Transactions are supported and handled with the crunchTxn class.
Each transaction will perform it's operations in a "transactions" folder,
with dedicated files per table/transactions.
This allows for ondisk isolation for of transactions before commit.
It also removes the immediate need for an undo log.

A rollback simply deletes the transaction files and its done.
When a commit is made, the transaction files are renamed and moved to the
main table folder. The rename function call is atomic according to the
[ISO c standard](http://pubs.opengroup.org/onlinepubs/9699919799/functions/rename.html)
assuming the transaction folder lies on the same filesystem as the main
table folder.

The transaction folder is a subdirectory in the table directory.
The transaction files are in the format of
**unix_timestamp_nanoseconds**-**uuid**.ext

The use of unix timestamp is to order the files on disk so full table scans
can sequentially read all files and keep the ordering the same as original
inserts.

A consequence of using independent files for each transaction is that the
number of data files will grow without bounds. During a full table scan
each data file must be opened and mmaped one at a time. Performance
degrades in a linear manor. To combat this a consolidation of datafiles
has been implemented. Currently this only acts on table close.
The long term goal is to implement a daemon plugin which will implement
consolidation in the background independent of the mysql server. See #44.

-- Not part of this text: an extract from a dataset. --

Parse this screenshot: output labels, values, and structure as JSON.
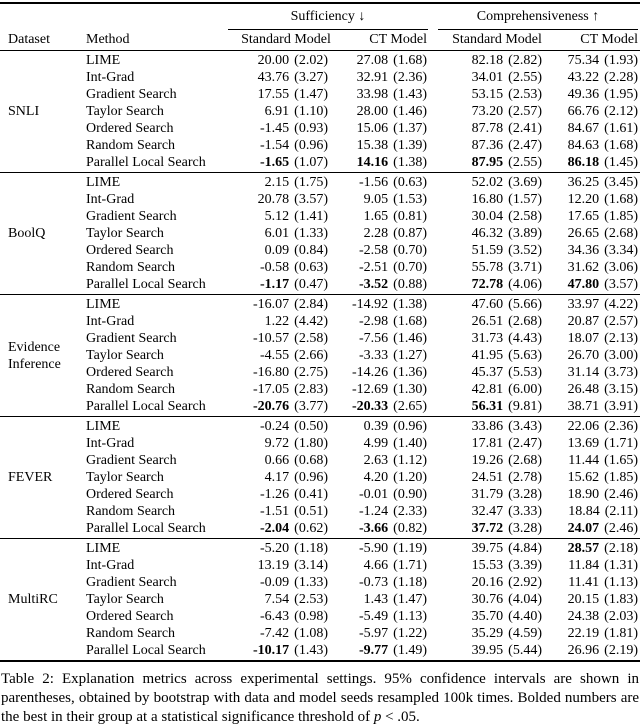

Consolidation can also be manually forced by running `OPTIMIZE TABLE tbl_name`

## System and Table Variables

Below are a list of server and table configuration variables.

| Variable Bame | description | Data Type | Default Value | Range | System Variable | Table Variable |
| ------------- | ----------- | --------- | ------------- | ----- | --------------- | -------------- |
| consolidation_threshold | Threshold for number of data files to start consolidation | Integer | 100 | 0 to MAX_INT | Yes | Yes |